If your team or organization needs help  or you want to otherwise stay in touch, contact us anytime.

Feeling Rejected? Take Tylenol

iStock rejected image 000016794834LargeCan pain medication help when you’re feeling rejected, left out, or ostracized?

I know, I know — at first blush, this idea sounds far-fetched, even ridiculous. But bear with me for a moment and consider this: rejection hurts. It really does. Research by Professor Kip Williams and others continuously demonstrates that social rejection activates the same brain regions that are involved in physical pain (check out this previous blog post — Eye Rolling: A Health Hazard?). Even marginal ostracizing experiences with strangers trigger this reaction, if only briefly. This response is detected in functional MRI scans, in the same way that physical pain shows up in these images.

So if rejection fires up the brain’s pain centres, then the question arises: Can you diminish feelings of rejection by taking a painkiller?

In yet another fun addition to the body of research in the field of social ostracism, a group of researchers set out to find the answer to this exact question.

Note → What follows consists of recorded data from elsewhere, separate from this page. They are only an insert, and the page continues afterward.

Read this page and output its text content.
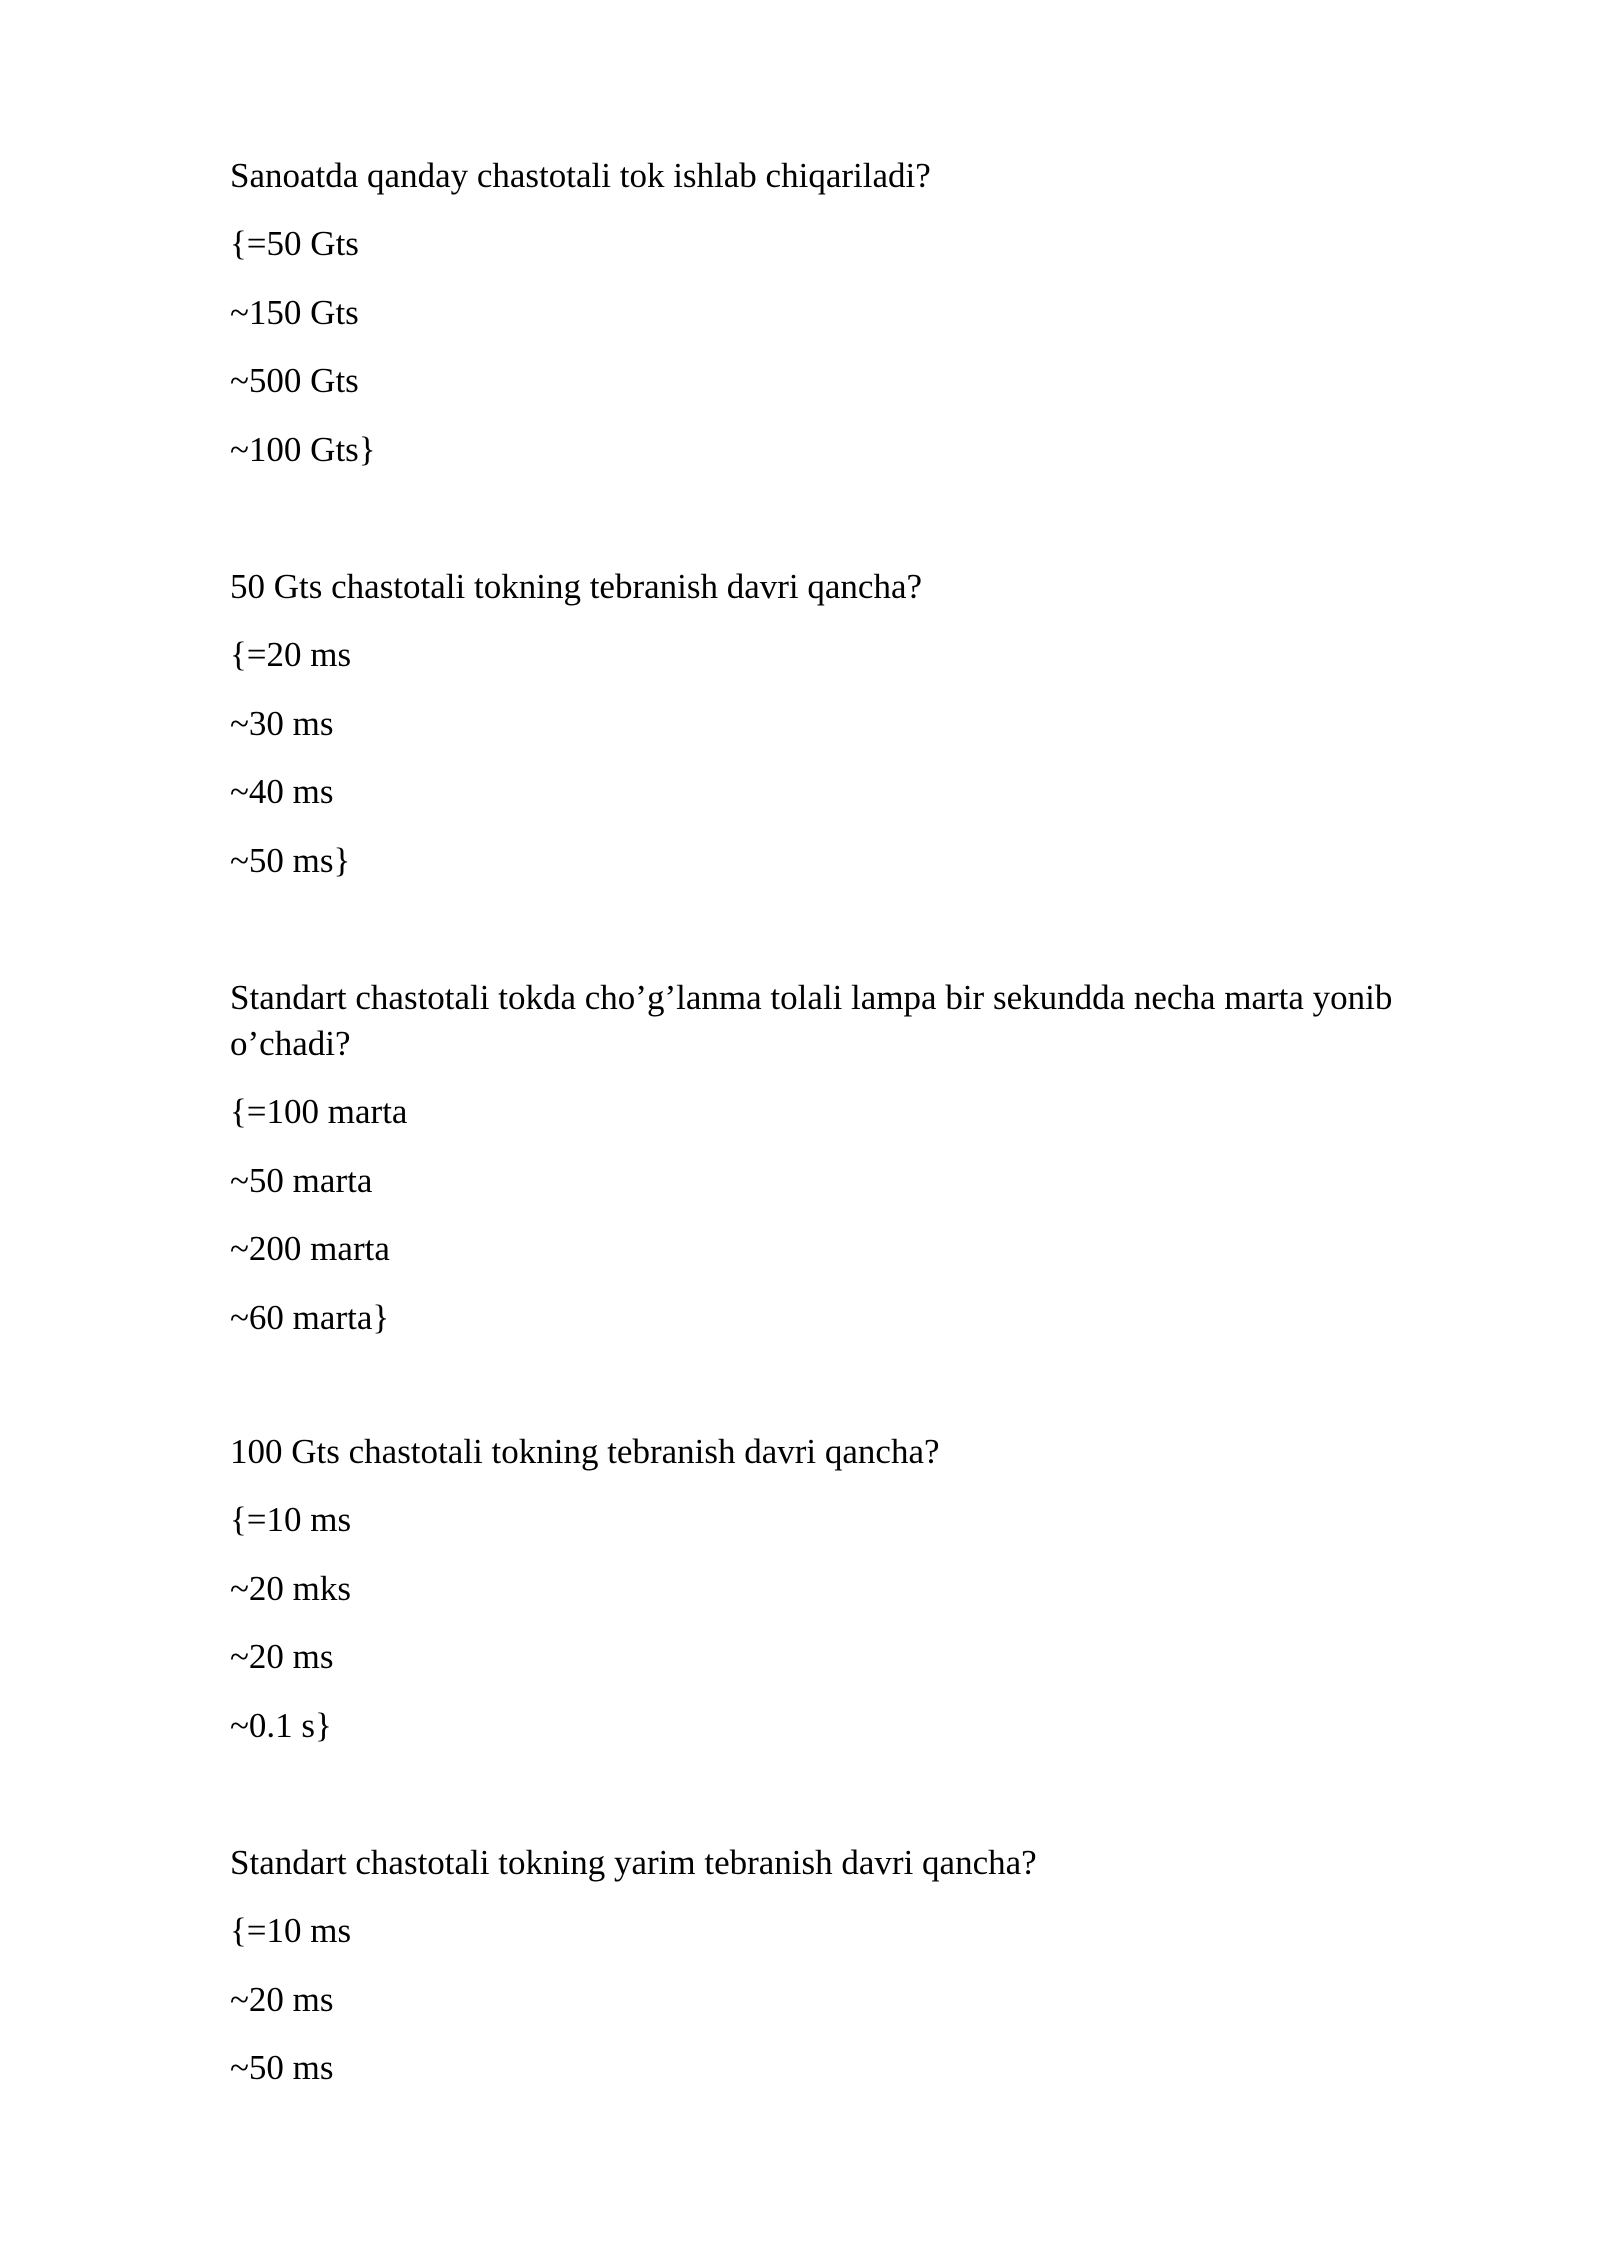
Sanoatda qanday chastotali tok ishlab chiqariladi?

{=50 Gts

~150 Gts

~500 Gts

~100 Gts}

50 Gts chastotali tokning tebranish davri qancha?

{=20 ms

~30 ms

~40 ms

~50 ms}

Standart chastotali tokda cho’g’lanma tolali lampa bir sekundda necha marta yonib o’chadi?

{=100 marta

~50 marta

~200 marta

~60 marta}

100 Gts chastotali tokning tebranish davri qancha?

{=10 ms

~20 mks

~20 ms

~0.1 s}

Standart chastotali tokning yarim tebranish davri qancha?

{=10 ms

~20 ms

~50 ms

Here’s what they did: They gave a group of folks over-the-counter Tylenol daily for three weeks, while another group received a placebo. They then explored the extent to which each group experienced social pain on a daily basis.

And here’s the fun part: those who received the Tylenol reported less social pain than the placebo group. Furthermore, the researchers followed previous studies that used fMRI machines to trace brain activity when people play Cyberball, an online game that Dr. Williams developed. In this game, a study subject takes part in an online toss-ball activity with two imaginary players who, after several throws, stop tossing the ball to the study’s subject, thereby creating a rejection experience.

What they found (surprise!) was that for those who received the painkillers, activity in the parts of the brain that respond to pain was reduced, even when subjected to rejection during Cyberball.

So what does all this mean? I leave it to you to draw your own conclusions, but here are a few questions to ponder:

  • When you experience the pain of being rejected, excluded, or belittled, what can you do to get out of your Velcro state and move on constructively? What is your personal Tylenol-type remedy and how can you use it more effectively?
  • How and when do you create rejection experiences for others, even in very small ways? How can you minimize doing this?

And last but not least, make sure to have a Tylenol handy, just in case!